Pelo texto, apenas médicos aprovados no exame poderão se inscrever nos Conselhos Regionais de Medicina (CRMs). A avaliação deverá ser aplicada ao menos duas vezes por ano, em todos os estados e no Distrito Federal, e terá como objetivo aferir competências profissionais e éticas, conhecimentos teóricos e habilidades clínicas, com base nos padrões mínimos exigidos para o exercício da profissão.
O projeto estabelece que o exame será regulamentado e coordenado nacionalmente pelo Conselho Federal de Medicina (CFM), enquanto a aplicação ficará a cargo dos conselhos regionais, dentro de suas respectivas jurisdições. Os resultados deverão ser comunicados ao Ministério da Educação e ao Ministério da Saúde, sendo vedada a divulgação nominal dos desempenhos individuais.
A proposta também prevê exceções à exigência. Ficam dispensados do exame os médicos que já possuam inscrição em conselho regional homologada antes da entrada em vigor da lei, assim como os estudantes que tenham ingressado em cursos de graduação em medicina no Brasil antes da vigência da norma.

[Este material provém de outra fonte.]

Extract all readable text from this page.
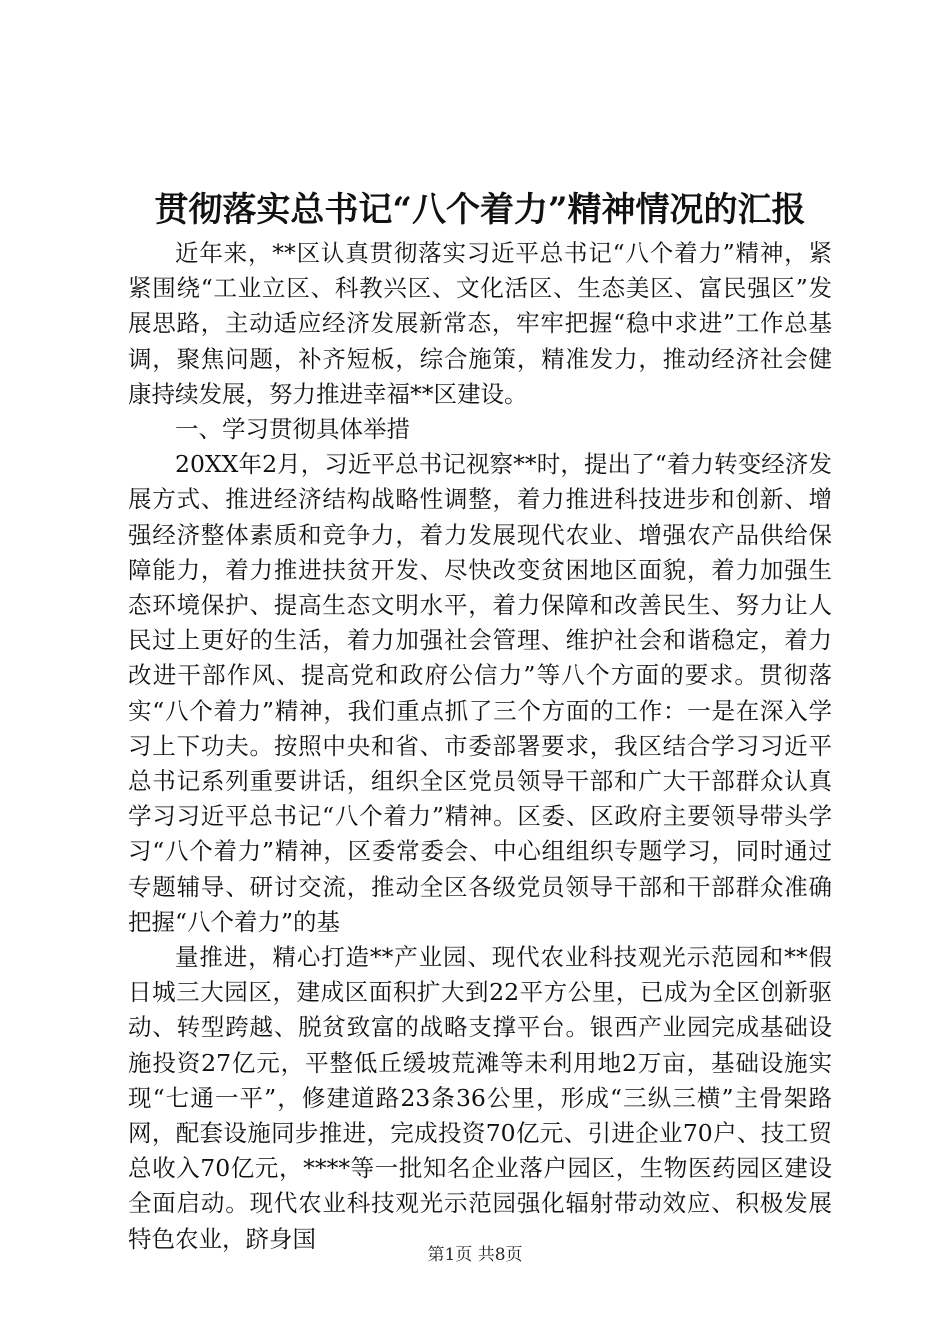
贯彻落实总书记“八个着力”精神情况的汇报

近年来，**区认真贯彻落实习近平总书记“八个着力”精神，紧紧围绕“工业立区、科教兴区、文化活区、生态美区、富民强区”发展思路，主动适应经济发展新常态，牢牢把握“稳中求进”工作总基调，聚焦问题，补齐短板，综合施策，精准发力，推动经济社会健康持续发展，努力推进幸福**区建设。

一、学习贯彻具体举措

20XX年2月，习近平总书记视察**时，提出了“着力转变经济发展方式、推进经济结构战略性调整，着力推进科技进步和创新、增强经济整体素质和竞争力，着力发展现代农业、增强农产品供给保障能力，着力推进扶贫开发、尽快改变贫困地区面貌，着力加强生态环境保护、提高生态文明水平，着力保障和改善民生、努力让人民过上更好的生活，着力加强社会管理、维护社会和谐稳定，着力改进干部作风、提高党和政府公信力”等八个方面的要求。贯彻落实“八个着力”精神，我们重点抓了三个方面的工作：一是在深入学习上下功夫。按照中央和省、市委部署要求，我区结合学习习近平总书记系列重要讲话，组织全区党员领导干部和广大干部群众认真学习习近平总书记“八个着力”精神。区委、区政府主要领导带头学习“八个着力”精神，区委常委会、中心组组织专题学习，同时通过专题辅导、研讨交流，推动全区各级党员领导干部和干部群众准确把握“八个着力”的基

量推进，精心打造**产业园、现代农业科技观光示范园和**假日城三大园区，建成区面积扩大到22平方公里，已成为全区创新驱动、转型跨越、脱贫致富的战略支撑平台。银西产业园完成基础设施投资27亿元，平整低丘缓坡荒滩等未利用地2万亩，基础设施实现“七通一平”，修建道路23条36公里，形成“三纵三横”主骨架路网，配套设施同步推进，完成投资70亿元、引进企业70户、技工贸总收入70亿元，****等一批知名企业落户园区，生物医药园区建设全面启动。现代农业科技观光示范园强化辐射带动效应、积极发展特色农业，跻身国

第1页 共8页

O texto estabelece ainda que a lei passará a valer um ano após sua publicação, prazo destinado à regulamentação do exame e à adaptação dos sistemas dos conselhos de medicina à nova exigência.
Na justificativa do projeto, o autor afirmou que, embora o tema não seja consensual, é necessário enfrentar o debate sobre a qualidade da formação médica no país. Ele citou os resultados do exame de proficiência aplicado pelo Conselho Regional de Medicina de São Paulo (Cremesp), que registrou altos índices de reprovação entre médicos recém-formados ao longo de diferentes edições da prova.
"O cenário evidenciado pelos resultados da prova aplicada no Estado mais rico da Federação é temerário no que tange à qualidade dos recém-graduados em Medicina."
O senador também apontou a expansão do número de cursos de medicina no país como fator de preocupação e defendeu que o modelo proposto segue parâmetros já adotados por outras categorias profissionais, como advogados e contadores.
Para ele, a avaliação ao final da graduação é especialmente relevante na área médica, uma vez que falhas profissionais "podem não só gerar custos sociais para os sistemas público e privado de saúde, mas também causar danos irreversíveis aos pacientes".